Johannes Enschedé Jr. (Haarlem, 16 November 1750 – Haarlem, 29 July 1799) was a Haarlem regent and collector.

==Biography==
He was the grandson of the founder of the Joh. Enschedé company and one of the first members of the Dutch Society of Science and the Teylers Second Society. He was a regent of the St. Elizabeth's-Gasthuis and the Hofje van Staats en Noblet. Johannes was the son of Johannes Enschedé and the brother of Jacobus and Abraham. He married Johanna Elisabeth Swaving on 25 August 1783 and was the father of Johannes Enschedé III and Christiaan Justus Enschedé (father of Adriaan Justus Enschedé).

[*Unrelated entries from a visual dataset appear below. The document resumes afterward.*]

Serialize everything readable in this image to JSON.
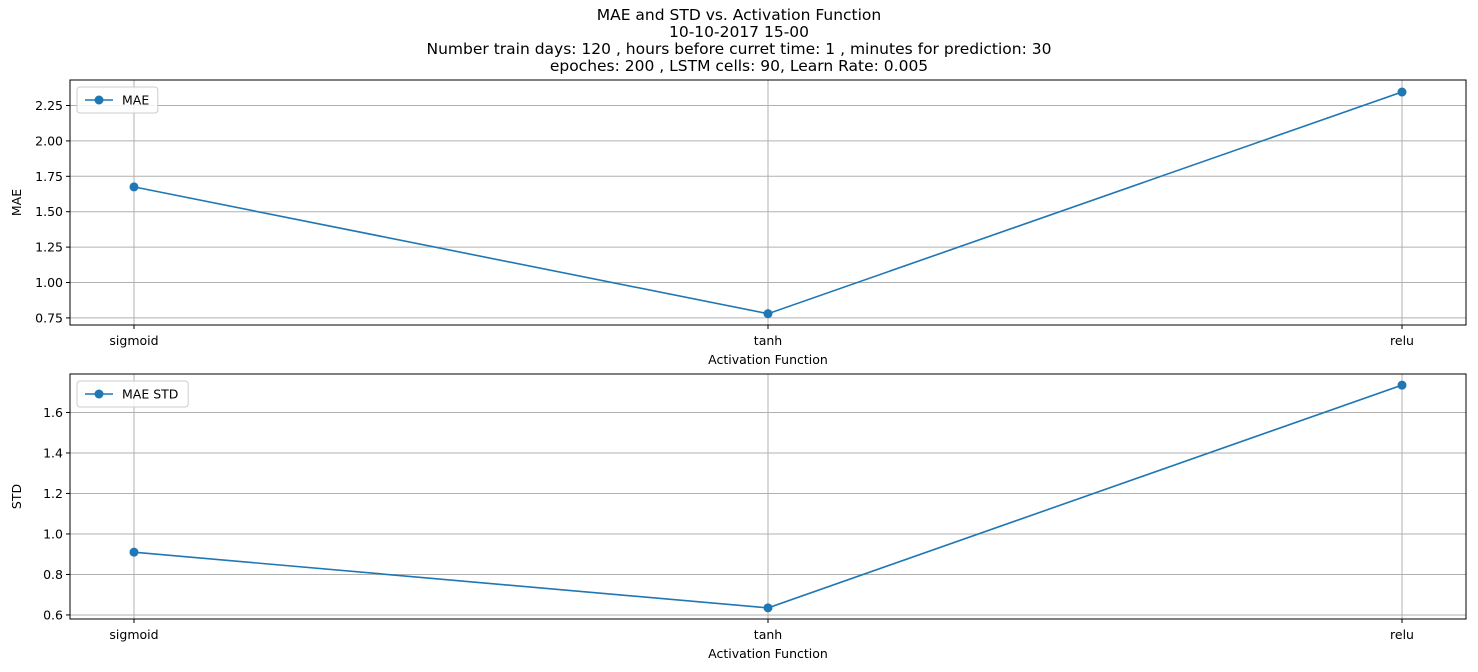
{
  "title_lines": [
    "MAE and STD vs. Activation Function",
    "10-10-2017 15-00",
    "Number train days: 120 , hours before curret time: 1 , minutes for prediction: 30",
    "epoches: 200 , LSTM cells: 90, Learn Rate: 0.005"
  ],
  "colors": {
    "series": "#1f77b4",
    "grid": "#b0b0b0",
    "axis": "#000000"
  },
  "chart_data": [
    {
      "type": "line",
      "categories": [
        "sigmoid",
        "tanh",
        "relu"
      ],
      "series": [
        {
          "name": "MAE",
          "values": [
            1.675,
            0.78,
            2.345
          ]
        }
      ],
      "xlabel": "Activation Function",
      "ylabel": "MAE",
      "ylim": [
        0.7,
        2.43
      ],
      "yticks": [
        0.75,
        1.0,
        1.25,
        1.5,
        1.75,
        2.0,
        2.25
      ],
      "ytick_labels": [
        "0.75",
        "1.00",
        "1.25",
        "1.50",
        "1.75",
        "2.00",
        "2.25"
      ],
      "grid": true,
      "legend": "top-left",
      "marker": "circle"
    },
    {
      "type": "line",
      "categories": [
        "sigmoid",
        "tanh",
        "relu"
      ],
      "series": [
        {
          "name": "MAE STD",
          "values": [
            0.91,
            0.635,
            1.735
          ]
        }
      ],
      "xlabel": "Activation Function",
      "ylabel": "STD",
      "ylim": [
        0.58,
        1.79
      ],
      "yticks": [
        0.6,
        0.8,
        1.0,
        1.2,
        1.4,
        1.6
      ],
      "ytick_labels": [
        "0.6",
        "0.8",
        "1.0",
        "1.2",
        "1.4",
        "1.6"
      ],
      "grid": true,
      "legend": "top-left",
      "marker": "circle"
    }
  ]
}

His father was a collector of Costeriana and had statues of Coster and Hadrianus Junius, Coster's biographer, placed in the garden of his home, adjacent to the typesetter's workshop in 1768. An engraving by Cornelis van Noorde shows the workshop and the statues. Enschedé Jr. continued his father's collection of Costeriana and also added his love of Greek and Latin books. He died relatively young, and his wife succeeded him in his role leading the company. Under her influence the day-to-day operations were split into three divisions; the newspaper, the type foundry, and the Bible publishing. This "triumvirate" lasted three generations.